DCT will not lead to misuse of money: Montek
Enthused by encouraging findings of a UNICEF-SEWA joint study on direct cash transfer, Planning Commission deputy chairman Montek Singh Ahluwalia on Thursday said its implementation on a large scale will not lead to any misuse of money.delhi Updated: May 30, 2013 14:52 IST
Enthused by encouraging findings of a UNICEF-SEWA joint study on direct cash transfer, Planning Commission deputy chairman Montek Singh Ahluwalia on Thursday said its implementation on a large scale will not lead to any misuse of money.

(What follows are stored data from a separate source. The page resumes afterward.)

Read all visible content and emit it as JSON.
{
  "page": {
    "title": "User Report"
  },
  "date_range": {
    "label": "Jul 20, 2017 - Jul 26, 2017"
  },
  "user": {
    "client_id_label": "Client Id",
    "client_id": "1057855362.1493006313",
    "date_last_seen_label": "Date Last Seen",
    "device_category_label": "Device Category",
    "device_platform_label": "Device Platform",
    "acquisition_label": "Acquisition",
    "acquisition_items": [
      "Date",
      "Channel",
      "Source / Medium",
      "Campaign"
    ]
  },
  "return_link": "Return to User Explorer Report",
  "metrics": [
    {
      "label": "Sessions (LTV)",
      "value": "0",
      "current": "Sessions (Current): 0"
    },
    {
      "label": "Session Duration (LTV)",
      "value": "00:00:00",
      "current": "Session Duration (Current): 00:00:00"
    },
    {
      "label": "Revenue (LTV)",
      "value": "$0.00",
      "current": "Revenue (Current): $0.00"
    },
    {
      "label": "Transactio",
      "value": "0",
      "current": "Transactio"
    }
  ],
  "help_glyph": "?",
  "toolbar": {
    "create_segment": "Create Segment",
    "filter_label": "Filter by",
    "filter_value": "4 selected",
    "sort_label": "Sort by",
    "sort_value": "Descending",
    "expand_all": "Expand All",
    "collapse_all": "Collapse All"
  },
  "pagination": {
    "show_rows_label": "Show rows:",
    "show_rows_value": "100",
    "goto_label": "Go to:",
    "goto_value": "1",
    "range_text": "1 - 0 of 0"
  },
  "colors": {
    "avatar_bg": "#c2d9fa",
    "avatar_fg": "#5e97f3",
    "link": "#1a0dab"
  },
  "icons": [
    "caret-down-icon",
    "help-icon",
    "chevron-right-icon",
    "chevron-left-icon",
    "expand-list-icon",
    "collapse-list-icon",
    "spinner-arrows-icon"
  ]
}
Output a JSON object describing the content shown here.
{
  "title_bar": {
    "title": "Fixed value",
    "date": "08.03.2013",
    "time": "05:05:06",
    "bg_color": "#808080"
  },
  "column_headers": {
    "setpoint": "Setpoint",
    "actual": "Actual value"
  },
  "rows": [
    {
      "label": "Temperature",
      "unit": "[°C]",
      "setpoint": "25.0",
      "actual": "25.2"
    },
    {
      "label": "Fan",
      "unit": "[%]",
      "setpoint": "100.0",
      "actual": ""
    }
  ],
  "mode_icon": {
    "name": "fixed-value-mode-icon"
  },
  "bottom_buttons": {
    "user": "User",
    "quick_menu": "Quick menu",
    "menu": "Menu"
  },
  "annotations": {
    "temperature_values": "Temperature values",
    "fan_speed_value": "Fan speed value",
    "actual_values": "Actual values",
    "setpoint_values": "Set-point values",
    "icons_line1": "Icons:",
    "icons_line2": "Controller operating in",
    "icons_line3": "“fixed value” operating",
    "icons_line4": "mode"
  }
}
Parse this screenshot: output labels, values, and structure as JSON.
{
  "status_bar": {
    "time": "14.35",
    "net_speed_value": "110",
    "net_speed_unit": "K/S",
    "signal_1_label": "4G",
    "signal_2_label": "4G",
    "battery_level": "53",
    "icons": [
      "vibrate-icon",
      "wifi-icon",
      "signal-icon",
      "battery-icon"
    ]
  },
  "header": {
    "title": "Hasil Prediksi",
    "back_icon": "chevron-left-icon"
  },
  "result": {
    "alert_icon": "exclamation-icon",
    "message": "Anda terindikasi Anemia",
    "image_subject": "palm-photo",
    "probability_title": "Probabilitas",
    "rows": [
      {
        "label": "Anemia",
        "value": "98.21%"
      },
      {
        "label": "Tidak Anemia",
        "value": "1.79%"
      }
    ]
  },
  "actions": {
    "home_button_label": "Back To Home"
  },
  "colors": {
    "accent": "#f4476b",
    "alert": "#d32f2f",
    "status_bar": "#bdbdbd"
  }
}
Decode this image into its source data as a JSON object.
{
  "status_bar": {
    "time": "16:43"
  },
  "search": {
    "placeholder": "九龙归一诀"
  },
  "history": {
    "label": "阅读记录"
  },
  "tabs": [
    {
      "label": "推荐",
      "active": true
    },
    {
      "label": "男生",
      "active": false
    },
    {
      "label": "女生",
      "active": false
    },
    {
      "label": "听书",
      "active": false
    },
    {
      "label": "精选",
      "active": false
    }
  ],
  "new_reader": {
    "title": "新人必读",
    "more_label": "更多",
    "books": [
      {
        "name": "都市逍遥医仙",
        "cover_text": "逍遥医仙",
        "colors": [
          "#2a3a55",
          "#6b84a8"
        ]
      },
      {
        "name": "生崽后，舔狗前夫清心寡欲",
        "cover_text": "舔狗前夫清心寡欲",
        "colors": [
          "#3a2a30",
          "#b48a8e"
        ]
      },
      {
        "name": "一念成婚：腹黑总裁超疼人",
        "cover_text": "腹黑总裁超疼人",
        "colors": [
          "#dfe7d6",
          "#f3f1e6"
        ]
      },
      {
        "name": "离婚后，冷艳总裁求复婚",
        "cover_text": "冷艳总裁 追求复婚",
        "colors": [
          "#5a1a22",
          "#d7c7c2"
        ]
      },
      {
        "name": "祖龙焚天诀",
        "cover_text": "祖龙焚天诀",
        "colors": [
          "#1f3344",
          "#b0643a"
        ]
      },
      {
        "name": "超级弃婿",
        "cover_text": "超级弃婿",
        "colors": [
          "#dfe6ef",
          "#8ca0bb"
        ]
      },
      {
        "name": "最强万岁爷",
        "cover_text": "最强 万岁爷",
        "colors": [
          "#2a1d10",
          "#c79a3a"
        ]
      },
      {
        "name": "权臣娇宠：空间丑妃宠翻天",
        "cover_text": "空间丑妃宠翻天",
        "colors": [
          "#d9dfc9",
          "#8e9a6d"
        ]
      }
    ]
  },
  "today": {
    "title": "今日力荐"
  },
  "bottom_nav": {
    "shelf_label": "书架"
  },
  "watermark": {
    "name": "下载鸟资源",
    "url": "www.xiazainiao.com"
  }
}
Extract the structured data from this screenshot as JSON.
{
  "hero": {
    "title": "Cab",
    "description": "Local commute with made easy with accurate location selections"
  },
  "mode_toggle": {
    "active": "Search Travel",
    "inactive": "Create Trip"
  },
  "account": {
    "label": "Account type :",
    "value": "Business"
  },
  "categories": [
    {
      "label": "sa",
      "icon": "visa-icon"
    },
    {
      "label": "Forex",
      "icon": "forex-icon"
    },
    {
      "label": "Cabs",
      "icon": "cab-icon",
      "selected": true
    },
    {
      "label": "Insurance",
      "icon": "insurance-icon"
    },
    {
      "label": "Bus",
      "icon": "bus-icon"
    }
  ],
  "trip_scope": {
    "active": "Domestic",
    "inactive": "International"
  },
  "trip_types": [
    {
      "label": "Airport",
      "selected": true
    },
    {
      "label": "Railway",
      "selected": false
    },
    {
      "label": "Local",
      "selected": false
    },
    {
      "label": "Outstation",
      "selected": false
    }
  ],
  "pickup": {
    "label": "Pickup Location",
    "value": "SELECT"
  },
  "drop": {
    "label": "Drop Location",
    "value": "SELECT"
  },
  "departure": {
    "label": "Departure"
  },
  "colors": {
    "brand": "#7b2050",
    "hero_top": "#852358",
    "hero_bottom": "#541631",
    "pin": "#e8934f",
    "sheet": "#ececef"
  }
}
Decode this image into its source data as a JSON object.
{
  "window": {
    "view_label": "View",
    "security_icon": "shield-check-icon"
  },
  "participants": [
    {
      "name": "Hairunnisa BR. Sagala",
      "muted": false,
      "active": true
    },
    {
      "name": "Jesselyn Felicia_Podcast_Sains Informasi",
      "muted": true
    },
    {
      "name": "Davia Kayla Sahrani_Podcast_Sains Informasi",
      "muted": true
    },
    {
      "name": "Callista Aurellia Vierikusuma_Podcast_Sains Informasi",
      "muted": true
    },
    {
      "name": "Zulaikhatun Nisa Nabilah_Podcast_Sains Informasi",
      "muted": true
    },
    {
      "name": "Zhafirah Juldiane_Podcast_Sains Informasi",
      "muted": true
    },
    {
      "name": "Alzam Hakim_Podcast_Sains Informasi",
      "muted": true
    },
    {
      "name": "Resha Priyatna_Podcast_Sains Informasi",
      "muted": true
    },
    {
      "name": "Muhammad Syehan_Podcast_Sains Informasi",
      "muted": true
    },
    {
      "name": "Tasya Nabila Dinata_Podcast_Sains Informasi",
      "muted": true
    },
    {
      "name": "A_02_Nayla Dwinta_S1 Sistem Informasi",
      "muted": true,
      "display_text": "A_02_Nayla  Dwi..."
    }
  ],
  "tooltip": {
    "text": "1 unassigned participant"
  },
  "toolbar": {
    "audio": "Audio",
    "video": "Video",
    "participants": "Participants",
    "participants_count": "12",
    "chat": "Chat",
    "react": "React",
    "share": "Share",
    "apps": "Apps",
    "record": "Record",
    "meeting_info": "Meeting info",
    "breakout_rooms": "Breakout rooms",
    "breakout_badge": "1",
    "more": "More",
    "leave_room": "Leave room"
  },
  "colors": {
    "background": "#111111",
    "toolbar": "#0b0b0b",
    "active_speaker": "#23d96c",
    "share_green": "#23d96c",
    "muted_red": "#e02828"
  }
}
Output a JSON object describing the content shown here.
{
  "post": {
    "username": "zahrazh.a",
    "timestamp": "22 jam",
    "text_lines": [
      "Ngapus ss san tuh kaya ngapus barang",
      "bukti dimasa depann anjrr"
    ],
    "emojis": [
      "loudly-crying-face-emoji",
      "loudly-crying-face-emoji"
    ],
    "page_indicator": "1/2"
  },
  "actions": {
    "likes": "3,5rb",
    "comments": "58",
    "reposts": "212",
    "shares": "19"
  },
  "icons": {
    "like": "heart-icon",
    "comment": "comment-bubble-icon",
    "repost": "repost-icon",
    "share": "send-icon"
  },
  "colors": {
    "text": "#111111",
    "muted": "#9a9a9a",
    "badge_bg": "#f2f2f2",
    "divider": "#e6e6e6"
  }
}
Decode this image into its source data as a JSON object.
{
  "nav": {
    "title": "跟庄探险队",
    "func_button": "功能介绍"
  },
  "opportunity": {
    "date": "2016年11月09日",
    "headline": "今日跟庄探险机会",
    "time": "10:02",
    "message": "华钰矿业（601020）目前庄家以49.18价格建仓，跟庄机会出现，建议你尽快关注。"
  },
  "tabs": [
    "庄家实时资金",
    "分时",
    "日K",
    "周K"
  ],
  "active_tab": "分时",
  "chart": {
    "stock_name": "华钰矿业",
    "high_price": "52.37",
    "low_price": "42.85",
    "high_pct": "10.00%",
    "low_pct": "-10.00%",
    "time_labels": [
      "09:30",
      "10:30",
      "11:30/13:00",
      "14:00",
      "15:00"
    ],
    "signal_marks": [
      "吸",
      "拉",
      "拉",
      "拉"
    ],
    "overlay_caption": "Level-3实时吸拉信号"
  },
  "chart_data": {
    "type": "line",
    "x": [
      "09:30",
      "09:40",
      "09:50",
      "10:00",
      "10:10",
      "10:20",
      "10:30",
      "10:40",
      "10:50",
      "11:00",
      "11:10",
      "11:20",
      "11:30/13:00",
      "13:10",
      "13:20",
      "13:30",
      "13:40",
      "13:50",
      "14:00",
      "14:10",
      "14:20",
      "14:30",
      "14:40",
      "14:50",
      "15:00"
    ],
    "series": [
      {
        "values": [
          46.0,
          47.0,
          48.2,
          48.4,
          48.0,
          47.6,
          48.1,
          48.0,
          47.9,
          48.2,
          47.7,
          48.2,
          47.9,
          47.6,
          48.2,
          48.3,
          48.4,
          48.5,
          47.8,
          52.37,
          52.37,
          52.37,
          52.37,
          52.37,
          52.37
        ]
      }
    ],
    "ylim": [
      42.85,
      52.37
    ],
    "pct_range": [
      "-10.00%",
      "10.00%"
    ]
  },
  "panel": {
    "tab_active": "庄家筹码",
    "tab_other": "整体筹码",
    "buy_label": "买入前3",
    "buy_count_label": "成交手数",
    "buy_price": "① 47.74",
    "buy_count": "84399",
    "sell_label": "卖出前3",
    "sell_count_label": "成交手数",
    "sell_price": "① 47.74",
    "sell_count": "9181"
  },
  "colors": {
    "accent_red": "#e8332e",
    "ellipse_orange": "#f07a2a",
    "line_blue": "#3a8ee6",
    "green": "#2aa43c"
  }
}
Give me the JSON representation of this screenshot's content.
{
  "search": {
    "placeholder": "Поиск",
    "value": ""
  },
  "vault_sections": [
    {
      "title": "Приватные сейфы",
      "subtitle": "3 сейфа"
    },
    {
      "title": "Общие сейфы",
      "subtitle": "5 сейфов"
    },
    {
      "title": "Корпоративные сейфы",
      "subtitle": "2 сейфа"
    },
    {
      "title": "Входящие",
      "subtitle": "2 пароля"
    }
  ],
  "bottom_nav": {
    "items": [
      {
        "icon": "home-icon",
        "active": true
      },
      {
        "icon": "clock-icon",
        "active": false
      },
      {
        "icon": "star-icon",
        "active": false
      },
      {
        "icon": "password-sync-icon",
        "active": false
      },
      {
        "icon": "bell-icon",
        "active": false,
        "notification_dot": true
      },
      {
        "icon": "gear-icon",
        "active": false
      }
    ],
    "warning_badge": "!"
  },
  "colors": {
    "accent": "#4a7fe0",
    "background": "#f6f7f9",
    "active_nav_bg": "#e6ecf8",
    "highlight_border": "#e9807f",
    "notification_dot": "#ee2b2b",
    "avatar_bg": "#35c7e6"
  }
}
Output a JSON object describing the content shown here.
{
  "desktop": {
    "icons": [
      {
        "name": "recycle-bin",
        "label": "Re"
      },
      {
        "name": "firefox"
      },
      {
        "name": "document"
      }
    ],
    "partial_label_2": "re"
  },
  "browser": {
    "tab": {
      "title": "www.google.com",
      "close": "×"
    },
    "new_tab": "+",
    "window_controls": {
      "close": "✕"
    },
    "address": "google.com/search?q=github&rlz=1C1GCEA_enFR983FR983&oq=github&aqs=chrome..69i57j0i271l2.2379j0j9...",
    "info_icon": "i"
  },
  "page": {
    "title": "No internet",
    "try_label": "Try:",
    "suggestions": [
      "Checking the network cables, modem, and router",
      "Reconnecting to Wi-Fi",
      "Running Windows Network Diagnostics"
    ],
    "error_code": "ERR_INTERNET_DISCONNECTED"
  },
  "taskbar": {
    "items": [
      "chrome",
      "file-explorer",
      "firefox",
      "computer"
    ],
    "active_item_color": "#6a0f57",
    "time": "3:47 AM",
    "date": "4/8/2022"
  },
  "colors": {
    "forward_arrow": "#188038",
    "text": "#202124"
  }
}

"They (the joint studies) prove two things. First of all, cash transfers can be organised. Secondly, when you give the money (directly into the beneficiaries' account), it is simply not wasted or used for the wrong things," he told reporters in New Delhi at a conference on unconditional cash transfers organised by UNICEF.
Asked about the study highlighting problems faced by beneficiaries in opening bank accounts, he replied, "RBI has issued guidelines that the banks will open no frills account... opening a bank account and transacting in a bank will not be a problem (in coming days)."
According to Ahluwalia, the direct benefit transfer scheme will be a game changer and a very important instrument for the financial inclusion of people of the country.
The government had started the ambitious direct benefit transfer (DBT) scheme on January 1, 2013.
The Self Employed Women Association (SEWA), having a membership of around 17 lakh, entered into a partnership with UNICEF to pilot an unconditional cash transfer (UCT), or basic income grant experiment in rural areas of Madhya Pradesh.
The study done in these rural areas covering 20 villages revealed that recipients of UCT were significantly more likely to contribute to their dwellings.
Besides the beneficiaries' food basket expanded with expenditure on meat, fish, eggs, vegetables and fruits and these families' reported low incidence of common illness.
The UCT entirely funded by the UNICEF also led to financial inclusion. The beneficiaries also began using their accounts for saving, rather than keeping money at home.
The UCT also helped improving enrolment of students and attendance in the schools.
The study also inferred that women in these beneficiaries' families found it easier to access and operate SEWA co-operative accounts than the nationalised bank accounts.